Answer to Problem 102A

The magnitude of the electric field is $8.1\times 10^4\text{N/C}$ and the direction will be towards the negative charge since it has the larger magnitude.

Explanation of Solution

Given:

Charge of the sphere A is $3.00\times {10}^{-6}\text{C}$ .

Charge of the sphere B is $-5.00\times {10}^{-6}\text{C}$ .

Separation between the sphere A and B is 0.800 m.

The given figure is shown below:

  

Formula used:

The magnitude of the force on the charge $q^{\prime }$ caused by the charge $q$ is defined as

  $F=K\frac{q{q}^{\prime }}{r^2}$  ......(1)

Here, $r$ is the distance between the given two charges, and $k=9.0\times {10}^9\text{N}\cdot {\text{m}}^{\text{2}}{\text{/C}}^{\text{2}}$ .

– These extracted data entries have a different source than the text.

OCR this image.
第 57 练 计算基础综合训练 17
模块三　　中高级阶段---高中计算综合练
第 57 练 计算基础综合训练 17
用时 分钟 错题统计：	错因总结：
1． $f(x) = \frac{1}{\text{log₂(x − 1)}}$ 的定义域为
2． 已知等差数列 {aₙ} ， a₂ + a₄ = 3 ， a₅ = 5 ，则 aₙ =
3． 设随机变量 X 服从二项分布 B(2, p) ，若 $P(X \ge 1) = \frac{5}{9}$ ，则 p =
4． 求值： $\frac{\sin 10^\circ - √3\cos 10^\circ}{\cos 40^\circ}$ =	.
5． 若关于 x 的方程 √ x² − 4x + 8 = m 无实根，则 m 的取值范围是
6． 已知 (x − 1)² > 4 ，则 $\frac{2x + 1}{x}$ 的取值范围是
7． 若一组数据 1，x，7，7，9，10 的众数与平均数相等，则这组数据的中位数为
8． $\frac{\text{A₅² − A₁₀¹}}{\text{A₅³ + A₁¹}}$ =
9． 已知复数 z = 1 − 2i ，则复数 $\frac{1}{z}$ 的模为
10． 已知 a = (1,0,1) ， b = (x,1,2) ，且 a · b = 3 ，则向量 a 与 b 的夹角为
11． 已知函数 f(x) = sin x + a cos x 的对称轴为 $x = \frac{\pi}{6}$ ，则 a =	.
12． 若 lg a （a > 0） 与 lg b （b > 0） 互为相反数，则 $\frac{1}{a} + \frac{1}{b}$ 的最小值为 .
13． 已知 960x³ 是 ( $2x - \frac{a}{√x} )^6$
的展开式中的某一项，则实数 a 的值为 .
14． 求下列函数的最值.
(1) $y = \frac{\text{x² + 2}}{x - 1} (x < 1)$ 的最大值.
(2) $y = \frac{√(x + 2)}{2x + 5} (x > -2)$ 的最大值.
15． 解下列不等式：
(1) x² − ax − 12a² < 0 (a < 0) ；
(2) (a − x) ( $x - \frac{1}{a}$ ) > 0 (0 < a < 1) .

Electric field strength can be expressed as

  $E=\frac{F}{q^{\prime }}$  ......(2)

Calculation:

The electric field strength at a point due to two charges can be calculated by taking the vector sum of the electric fields due to the charges.

Substitute the value of $F$ in equation (2)

  $E_A=K\frac{q{q}^{\prime }}{r^2{q}^{\prime }}$

  $E_A=K\frac{q}{r^2}$  ......(3)

Substitute the values of $K$ , $q$ and $r$ in equation (3)

  $\begin{array}{l}{E}_A=\left(9.0\times {10}^9\text{N}\cdot {\text{m}}^{\text{2}}{\text{/C}}^{\text{2}}\right)\frac{\left(3.00\times {10}^{-6}\text{C}\right)}{{\left(0.800\text{m}\right)}^2}\\ E_A=4.2\times {10}^4\text{N/C}\end{array}$

Since the charge A is positive, the direction of the electric field will be away from the charge.

Now, find the field strength $E_B$ due to charge B ,

Substitute the values of $K$ , charge of the sphere B and $r$ in equation (3)

  $\begin{array}{l}{E}_A=\left(9.0\times {10}^9\text{N}\cdot {\text{m}}^{\text{2}}{\text{/C}}^{\text{2}}\right)\frac{\left(-5.00\times {10}^{-6}\text{C}\right)}{{\left(0.800\text{m}\right)}^2}\\ E_A=-7.0\times {10}^4\text{N/C}\end{array}$

The negative sign indicates that the direction of the electric field is towards the charge B .

The electric field strength $E$ due to charge A and charge B is given by

  $E=\sqrt{E_A^2+E_B^2}$  ......(4)

The resultant electric field strength is calculated as

  $\begin{array}{l}E=\sqrt{{\left(4.2\times {10}^4\text{N/C}\right)}^2+\left(-7.0\times {10}^4\text{N/C}\right)}\\ \boxed{E=8.1\times {10}^4\text{N/C}}\end{array}$

The direction will be towards the negative charge since it has the larger magnitude.

Conclusion:

Hence, magnitude of the electric field is $8.1\times 10^4\text{N/C}$ and the direction will be towards the negative charge since it has the larger magnitude.